The claim that Woking Council is bankrupt unravels further once you discover that the borough’s debt is owed almost entirely to central government. Originally the debt was to the Public Works Loan Board (PWLB), which provided funding to local authorities; in 2020, the PWLB was abolished as a statutory organisation and its functions were allocated to HM Treasury, which is presumably now who Woking Council owes the £2.6 billion to. The same goes for the rest of the £4.5 billion debt that West Surrey will inherit. This means that the entire debt could be written off by the UK government at the press of a button. In fact central government has already agreed to write off £500 million, which raises the question of why it doesn’t just write off the rest if it.
This state of affairs seems even more ludicrous when you consider that one of the functions of central government is to provide funding for local authorities for necessary public services. Not only is the UK government not providing adequate funding; by refusing to write off the debt, it is effectively demanding that West Surrey provides money to the UK government! This is a crime against logic. The UK government is monetarily sovereign and can create money by fiat; it doesn’t need anyone to provide it money. The sensible thing to do would be to use the consolidation of the boroughs of West Surrey as an opportunity to write off the debt and begin again with a clean slate. But since when did common sense ever factor into decisions made by our political class?!
The real reason the debt is being enforced has nothing to do with economics and everything to do with politics. The UK government knows that writing off the debt would create a precedent and encourage other local authorities to go into debt as well. They must therefore enforce the debt to ensure that other local authorities don’t step out of line and continue to pursue the austerity agenda. Viewed in that light, things seem rather bleak; but there is a more optimistic take on the situation. Woking Council has demonstrated that it is possible for a local authority to go into debt. Although it did that through speculative investments, there is no reason a local authority couldn’t go into debt for other reasons.

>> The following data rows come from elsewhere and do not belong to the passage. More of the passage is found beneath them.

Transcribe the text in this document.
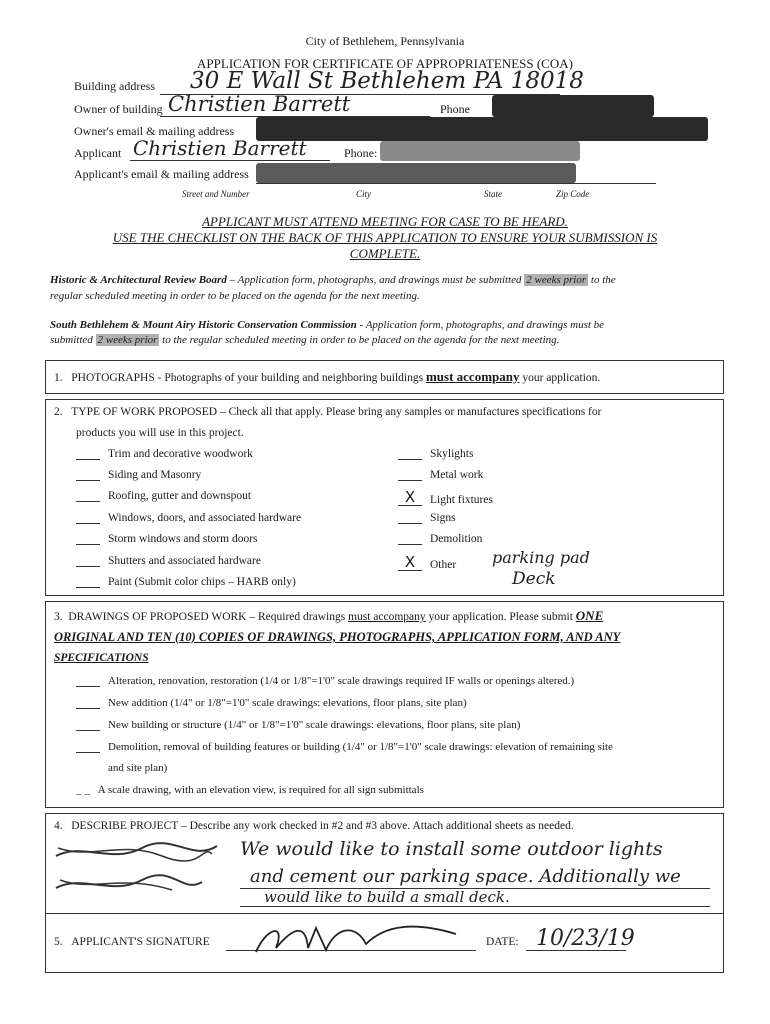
City of Bethlehem, Pennsylvania
APPLICATION FOR CERTIFICATE OF APPROPRIATENESS (COA)
Building address 30 E Wall St Bethlehem PA 18018
Owner of building Christien Barrett	Phone
Owner's email & mailing address
Applicant Christien Barrett	Phone:
Applicant's email & mailing address
Street and Number	City	State	Zip Code
APPLICANT MUST ATTEND MEETING FOR CASE TO BE HEARD.
USE THE CHECKLIST ON THE BACK OF THIS APPLICATION TO ENSURE YOUR SUBMISSION IS
COMPLETE.
Historic & Architectural Review Board – Application form, photographs, and drawings must be submitted 2 weeks prior to the
regular scheduled meeting in order to be placed on the agenda for the next meeting.
South Bethlehem & Mount Airy Historic Conservation Commission - Application form, photographs, and drawings must be
submitted 2 weeks prior to the regular scheduled meeting in order to be placed on the agenda for the next meeting.
1. PHOTOGRAPHS - Photographs of your building and neighboring buildings must accompany your application.
2. TYPE OF WORK PROPOSED – Check all that apply. Please bring any samples or manufactures specifications for
products you will use in this project.
Trim and decorative woodwork
Siding and Masonry
Roofing, gutter and downspout
Windows, doors, and associated hardware
Storm windows and storm doors
Shutters and associated hardware
Paint (Submit color chips – HARB only)
Skylights
Metal work
X Light fixtures
Signs
Demolition
X Other parking pad
Deck
3. DRAWINGS OF PROPOSED WORK – Required drawings must accompany your application. Please submit ONE
ORIGINAL AND TEN (10) COPIES OF DRAWINGS, PHOTOGRAPHS, APPLICATION FORM, AND ANY
SPECIFICATIONS
Alteration, renovation, restoration (1/4 or 1/8"=1'0" scale drawings required IF walls or openings altered.)
New addition (1/4" or 1/8"=1'0" scale drawings: elevations, floor plans, site plan)
New building or structure (1/4" or 1/8"=1'0" scale drawings: elevations, floor plans, site plan)
Demolition, removal of building features or building (1/4" or 1/8"=1'0" scale drawings: elevation of remaining site
and site plan)
_ _ A scale drawing, with an elevation view, is required for all sign submittals
4. DESCRIBE PROJECT – Describe any work checked in #2 and #3 above. Attach additional sheets as needed.
We would like to install some outdoor lights
and cement our parking space. Additionally we
would like to build a small deck.
5. APPLICANT'S SIGNATURE	DATE: 10/23/19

In particular, there is nothing to stop a local authority going into debt to properly fund public services or build affordable housing. Indeed, this is precisely what Liverpool’s 1983-1987 socialist council did. As long as that debt is denominated in pound sterling – as almost all local authority spending is – it would be implicitly underpinned by central government, who would have the power to write off the debt at any time with the press of a button. The whole idea that a local authority can be in debt to central government is nonsense. It is a bourgeois conception to provide justification for policies designed to discipline the working class. The only thing preventing local authorities from properly funding public services is a lack of political will.